I'm seeing some unexpected FM behavior in both Rodio 0.20.1 and 0.21.0
Below is my main.rs demonstrating the problem. When DEMONSTRATING_DEFECT is false, you hear what you would expect, a siren-like sound alternating between two frequencies.
When DEMONSTRATING_DEFECT is true, you would expect smooth alternation between one frequency and the next. Instead, the high frequency gets higher and the low frequency seems to get lower...
use std::{f32::consts::PI, io::stdin};
use rodio::{OutputStream, OutputStreamBuilder, Source};
const SAMPLE_RATE: u32 = 44_100;
struct FrequencyModulation {
sample_num: u32,
frequency: Box<dyn Fn(f32) -> f32 + Send + 'static>,
}
fn amplitude(time_in_secs: f32, hz: f32) -> f32 /* (-1.0, 1.0) */ {
(2.0 * PI * hz * time_in_secs).sin()
}
fn time(sample_num: u32) -> f32 {
sample_num as f32 / SAMPLE_RATE as f32
}
impl FrequencyModulation {
pub fn new(frequency: Box<dyn Fn(f32) -> f32 + Send + 'static>) -> FrequencyModulation {
FrequencyModulation { sample_num: 0, frequency }
}
}
impl Source for FrequencyModulation {
fn current_span_len(&self) -> Option<usize> { None }
fn channels(&self) -> u16 { 1 }
fn sample_rate(&self) -> u32 { SAMPLE_RATE }
fn total_duration(&self) -> Option<std::time::Duration> { None }
}
impl Iterator for FrequencyModulation {
type Item = f32;
fn next(&mut self) -> Option<Self::Item> {
let time_in_secs = time(self.sample_num);
let instantaneous_frequency = (self.frequency)(time_in_secs);
let sample = amplitude(time_in_secs, instantaneous_frequency);
self.sample_num = self.sample_num + 1;
Some(sample)
}
}
const DEMONSTRATING_DEFECT: bool = true;
fn main() {
let stream_handle = OutputStreamBuilder::open_default_stream().unwrap();
let freq = if DEMONSTRATING_DEFECT {
// behaves unexpectedly with high rising and low lowering
|t: f32| 440.0 + 50.0 * (t * 2.0 * PI).sin()
} else {
// behaves as expected with siren-like alternating pitch
|t: f32| 440.0 + if (t * 2.0 * PI).sin() > 0.0 { 50.0 } else { -50.0 }
};
let source = FrequencyModulation::new(Box::new(freq));
let _ = stream_handle.mixer().add(source);
stdin().read_line(&mut String::new()).unwrap();
}
Your problem is that you calculate the amplitude on the global timeframe. In other words it is calculated irrespective of the previous sample and the previous phase angle of the signal, as if the frequency has always been the instantaneous one.

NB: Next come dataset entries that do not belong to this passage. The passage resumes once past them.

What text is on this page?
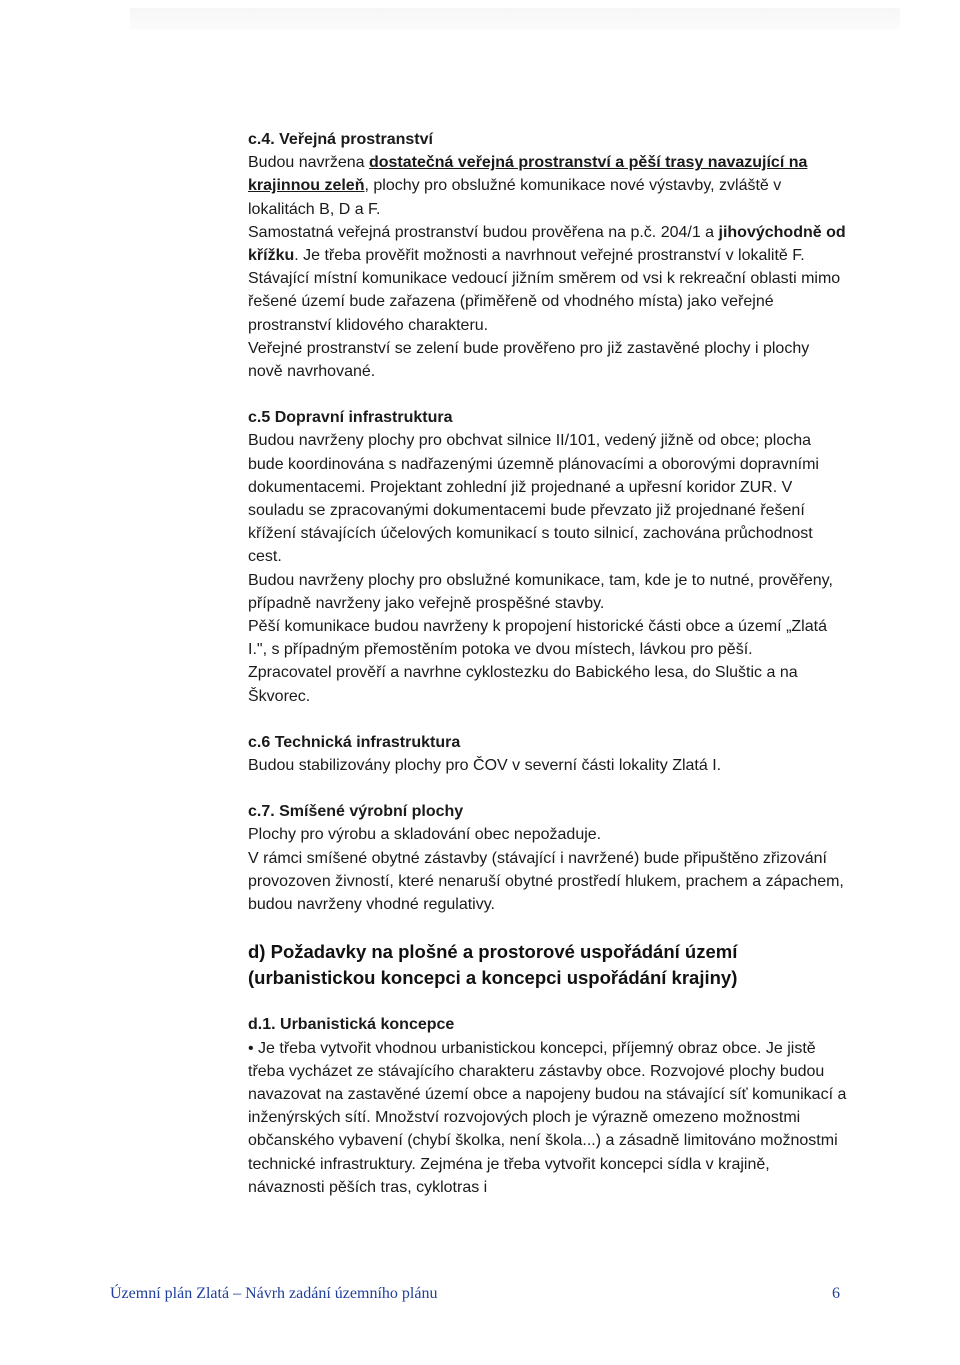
c.4. Veřejná prostranství

Budou navržena dostatečná veřejná prostranství a pěší trasy navazující na krajinnou zeleň, plochy pro obslužné komunikace nové výstavby, zvláště v lokalitách B, D a F.

Samostatná veřejná prostranství budou prověřena na p.č. 204/1 a jihovýchodně od křížku. Je třeba prověřit možnosti a navrhnout veřejné prostranství v lokalitě F.

Stávající místní komunikace vedoucí jižním směrem od vsi k rekreační oblasti mimo řešené území bude zařazena (přiměřeně od vhodného místa) jako veřejné prostranství klidového charakteru.

Veřejné prostranství se zelení bude prověřeno pro již zastavěné plochy i plochy nově navrhované.

c.5 Dopravní infrastruktura

Budou navrženy plochy pro obchvat silnice II/101, vedený jižně od obce; plocha bude koordinována s nadřazenými územně plánovacími a oborovými dopravními dokumentacemi. Projektant zohlední již projednané a upřesní koridor ZUR. V souladu se zpracovanými dokumentacemi bude převzato již projednané řešení křížení stávajících účelových komunikací s touto silnicí, zachována průchodnost cest.

Budou navrženy plochy pro obslužné komunikace, tam, kde je to nutné, prověřeny, případně navrženy jako veřejně prospěšné stavby.

Pěší komunikace budou navrženy k propojení historické části obce a území „Zlatá I.", s případným přemostěním potoka ve dvou místech, lávkou pro pěší.

Zpracovatel prověří a navrhne cyklostezku do Babického lesa, do Sluštic a na Škvorec.

c.6 Technická infrastruktura

Budou stabilizovány plochy pro ČOV v severní části lokality Zlatá I.

c.7. Smíšené výrobní plochy

Plochy pro výrobu a skladování obec nepožaduje.

V rámci smíšené obytné zástavby (stávající i navržené) bude připuštěno zřizování provozoven živností, které nenaruší obytné prostředí hlukem, prachem a zápachem, budou navrženy vhodné regulativy.

d) Požadavky na plošné a prostorové uspořádání území (urbanistickou koncepci a koncepci uspořádání krajiny)

d.1. Urbanistická koncepce

• Je třeba vytvořit vhodnou urbanistickou koncepci, příjemný obraz obce. Je jistě třeba vycházet ze stávajícího charakteru zástavby obce. Rozvojové plochy budou navazovat na zastavěné území obce a napojeny budou na stávající síť komunikací a inženýrských sítí. Množství rozvojových ploch je výrazně omezeno možnostmi občanského vybavení (chybí školka, není škola...) a zásadně limitováno možnostmi technické infrastruktury. Zejména je třeba vytvořit koncepci sídla v krajině, návaznosti pěších tras, cyklotras i

Územní plán Zlatá – Návrh zadání územního plánu	6
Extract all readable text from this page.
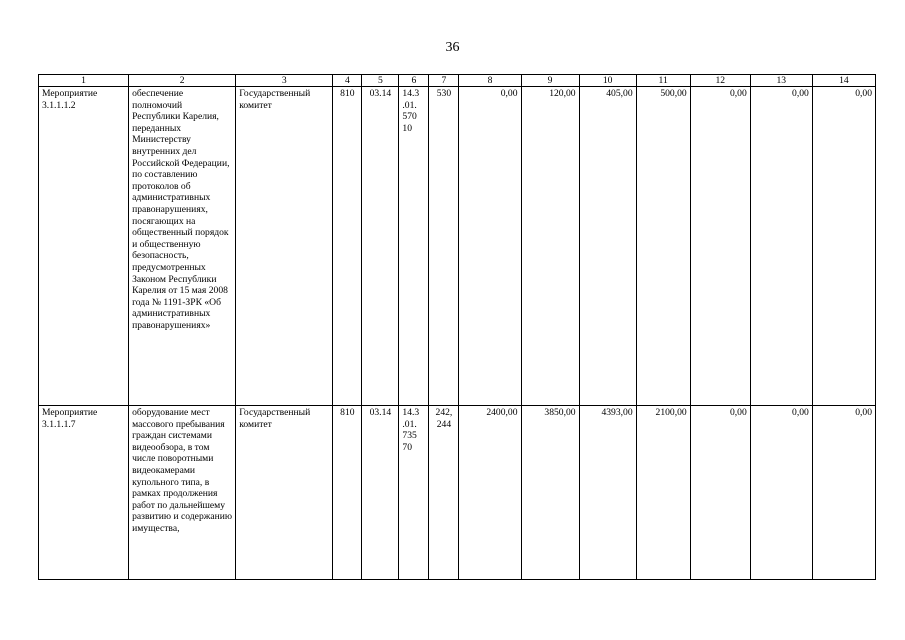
36
1	2	3	4	5	6	7	8	9	10	11	12	13	14
Мероприятие 3.1.1.1.2	обеспечение полномочий Республики Карелия, переданных Министерству внутренних дел Российской Федерации, по составлению протоколов об административных правонарушениях, посягающих на общественный порядок и общественную безопасность, предусмотренных Законом Республики Карелия от 15 мая 2008 года № 1191-ЗРК «Об административных правонарушениях»	Государственный комитет	810	03.14	14.3 .01. 570 10	530	0,00	120,00	405,00	500,00	0,00	0,00	0,00
Мероприятие 3.1.1.1.7	оборудование мест массового пребывания граждан системами видеообзора, в том числе поворотными видеокамерами купольного типа, в рамках продолжения работ по дальнейшему развитию и содержанию имущества,	Государственный комитет	810	03.14	14.3 .01. 735 70	242, 244	2400,00	3850,00	4393,00	2100,00	0,00	0,00	0,00
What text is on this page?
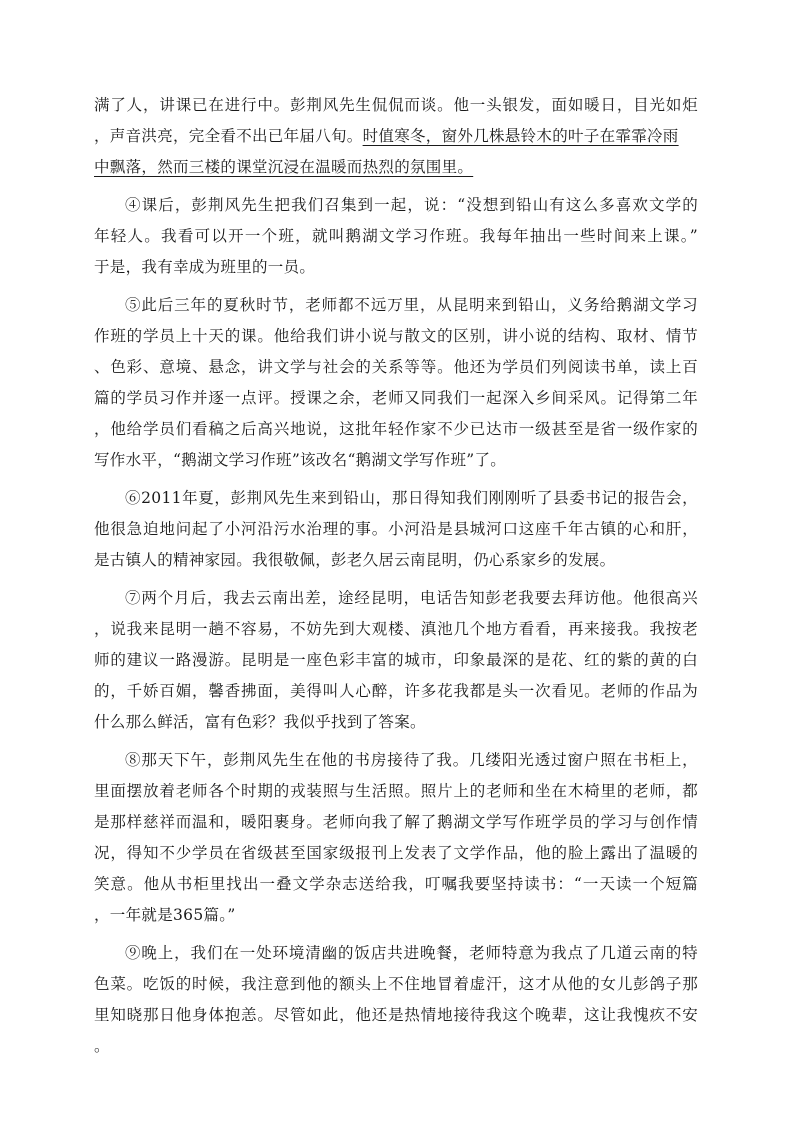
满了人，讲课已在进行中。彭荆风先生侃侃而谈。他一头银发，面如暖日，目光如炬
，声音洪亮，完全看不出已年届八旬。时值寒冬，窗外几株悬铃木的叶子在霏霏冷雨
中飘落，然而三楼的课堂沉浸在温暖而热烈的氛围里。
④课后，彭荆风先生把我们召集到一起，说：“没想到铅山有这么多喜欢文学的
年轻人。我看可以开一个班，就叫鹅湖文学习作班。我每年抽出一些时间来上课。”
于是，我有幸成为班里的一员。
⑤此后三年的夏秋时节，老师都不远万里，从昆明来到铅山，义务给鹅湖文学习
作班的学员上十天的课。他给我们讲小说与散文的区别，讲小说的结构、取材、情节
、色彩、意境、悬念，讲文学与社会的关系等等。他还为学员们列阅读书单，读上百
篇的学员习作并逐一点评。授课之余，老师又同我们一起深入乡间采风。记得第二年
，他给学员们看稿之后高兴地说，这批年轻作家不少已达市一级甚至是省一级作家的
写作水平，“鹅湖文学习作班”该改名“鹅湖文学写作班”了。
⑥2011年夏，彭荆风先生来到铅山，那日得知我们刚刚听了县委书记的报告会，
他很急迫地问起了小河沿污水治理的事。小河沿是县城河口这座千年古镇的心和肝，
是古镇人的精神家园。我很敬佩，彭老久居云南昆明，仍心系家乡的发展。
⑦两个月后，我去云南出差，途经昆明，电话告知彭老我要去拜访他。他很高兴
，说我来昆明一趟不容易，不妨先到大观楼、滇池几个地方看看，再来接我。我按老
师的建议一路漫游。昆明是一座色彩丰富的城市，印象最深的是花、红的紫的黄的白
的，千娇百媚，馨香拂面，美得叫人心醉，许多花我都是头一次看见。老师的作品为
什么那么鲜活，富有色彩？我似乎找到了答案。
⑧那天下午，彭荆风先生在他的书房接待了我。几缕阳光透过窗户照在书柜上，
里面摆放着老师各个时期的戎装照与生活照。照片上的老师和坐在木椅里的老师，都
是那样慈祥而温和，暖阳裹身。老师向我了解了鹅湖文学写作班学员的学习与创作情
况，得知不少学员在省级甚至国家级报刊上发表了文学作品，他的脸上露出了温暖的
笑意。他从书柜里找出一叠文学杂志送给我，叮嘱我要坚持读书：“一天读一个短篇
，一年就是365篇。”
⑨晚上，我们在一处环境清幽的饭店共进晚餐，老师特意为我点了几道云南的特
色菜。吃饭的时候，我注意到他的额头上不住地冒着虚汗，这才从他的女儿彭鸽子那
里知晓那日他身体抱恙。尽管如此，他还是热情地接待我这个晚辈，这让我愧疚不安
。
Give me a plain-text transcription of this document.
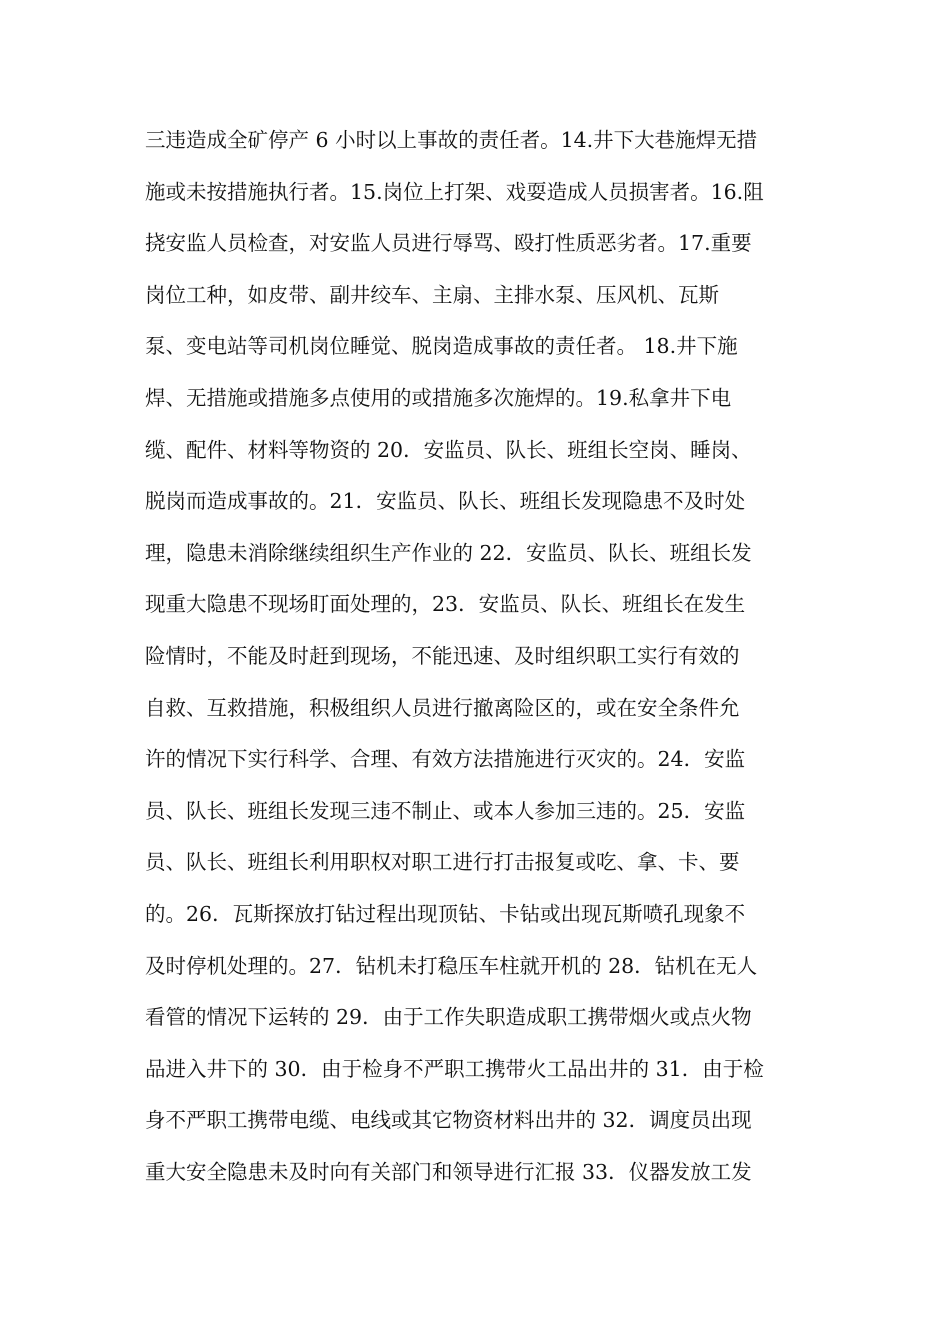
三违造成全矿停产 6 小时以上事故的责任者。14.井下大巷施焊无措
施或未按措施执行者。15.岗位上打架、戏耍造成人员损害者。16.阻
挠安监人员检查，对安监人员进行辱骂、殴打性质恶劣者。17.重要
岗位工种，如皮带、副井绞车、主扇、主排水泵、压风机、瓦斯
泵、变电站等司机岗位睡觉、脱岗造成事故的责任者。 18.井下施
焊、无措施或措施多点使用的或措施多次施焊的。19.私拿井下电
缆、配件、材料等物资的 20．安监员、队长、班组长空岗、睡岗、
脱岗而造成事故的。21．安监员、队长、班组长发现隐患不及时处
理，隐患未消除继续组织生产作业的 22．安监员、队长、班组长发
现重大隐患不现场盯面处理的，23．安监员、队长、班组长在发生
险情时，不能及时赶到现场，不能迅速、及时组织职工实行有效的
自救、互救措施，积极组织人员进行撤离险区的，或在安全条件允
许的情况下实行科学、合理、有效方法措施进行灭灾的。24．安监
员、队长、班组长发现三违不制止、或本人参加三违的。25．安监
员、队长、班组长利用职权对职工进行打击报复或吃、拿、卡、要
的。26．瓦斯探放打钻过程出现顶钻、卡钻或出现瓦斯喷孔现象不
及时停机处理的。27．钻机未打稳压车柱就开机的 28．钻机在无人
看管的情况下运转的 29．由于工作失职造成职工携带烟火或点火物
品进入井下的 30．由于检身不严职工携带火工品出井的 31．由于检
身不严职工携带电缆、电线或其它物资材料出井的 32．调度员出现
重大安全隐患未及时向有关部门和领导进行汇报 33．仪器发放工发
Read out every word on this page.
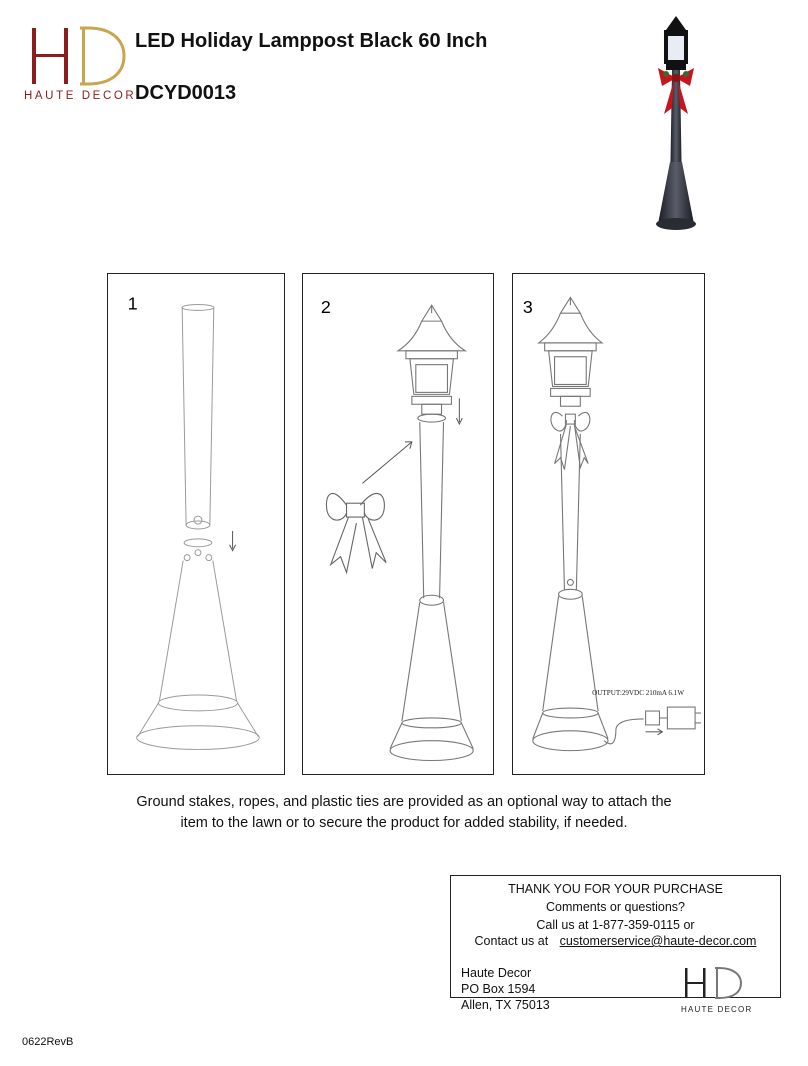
HAUTE DECOR
LED Holiday Lamppost Black 60 Inch
DCYD0013
1	2	3
OUTPUT:29VDC 210mA 6.1W
Ground stakes, ropes, and plastic ties are provided as an optional way to attach the
item to the lawn or to secure the product for added stability, if needed.
THANK YOU FOR YOUR PURCHASE
Comments or questions?
Call us at 1-877-359-0115 or
Contact us at customerservice@haute-decor.com
Haute Decor
PO Box 1594
Allen, TX 75013	HAUTE DECOR
0622RevB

As a result every time the frequency changes the phase of your sine wave shifts which leads to the sound artifact you hear. When the frequency changes in big steps you only have one transition every now and then, so it's not a noticable problem, but with frequent or a contiuous frequency change those changes in the phase affect the audible signal.
To remedy it you can simply keep track of the current phase, calculate a phase delta for each time step and then derive the amplitude from the caculated phase:
use std::f32::consts::TAU;
struct FrequencyModulation {
sample_num: u32,
phase: f32,
frequency: Box<dyn Fn(f32) -> f32 + Send + 'static>,
}
impl FrequencyModulation {
pub fn new(frequency: Box<dyn Fn(f32) -> f32 + Send + 'static>) -> FrequencyModulation {
FrequencyModulation {
sample_num: 0,
phase: 0.0,
frequency,
}
}
fn next_amplitude(&mut self, freq: f32) -> f32 {
let phase_change = freq / SAMPLE_RATE as f32 * TAU;
self.phase += phase_change;
self.phase %= TAU; // keep `self.phase` within [0, TAU) for better precision
self.phase.sin()
}
}
impl Iterator for FrequencyModulation {
type Item = f32;
fn next(&mut self) -> Option<Self::Item> {
let time_in_secs = time(self.sample_num);
let instantaneous_frequency = (self.frequency)(time_in_secs);
let sample = self.next_amplitude(instantaneous_frequency);
self.sample_num = self.sample_num + 1;
Some(sample)
}
}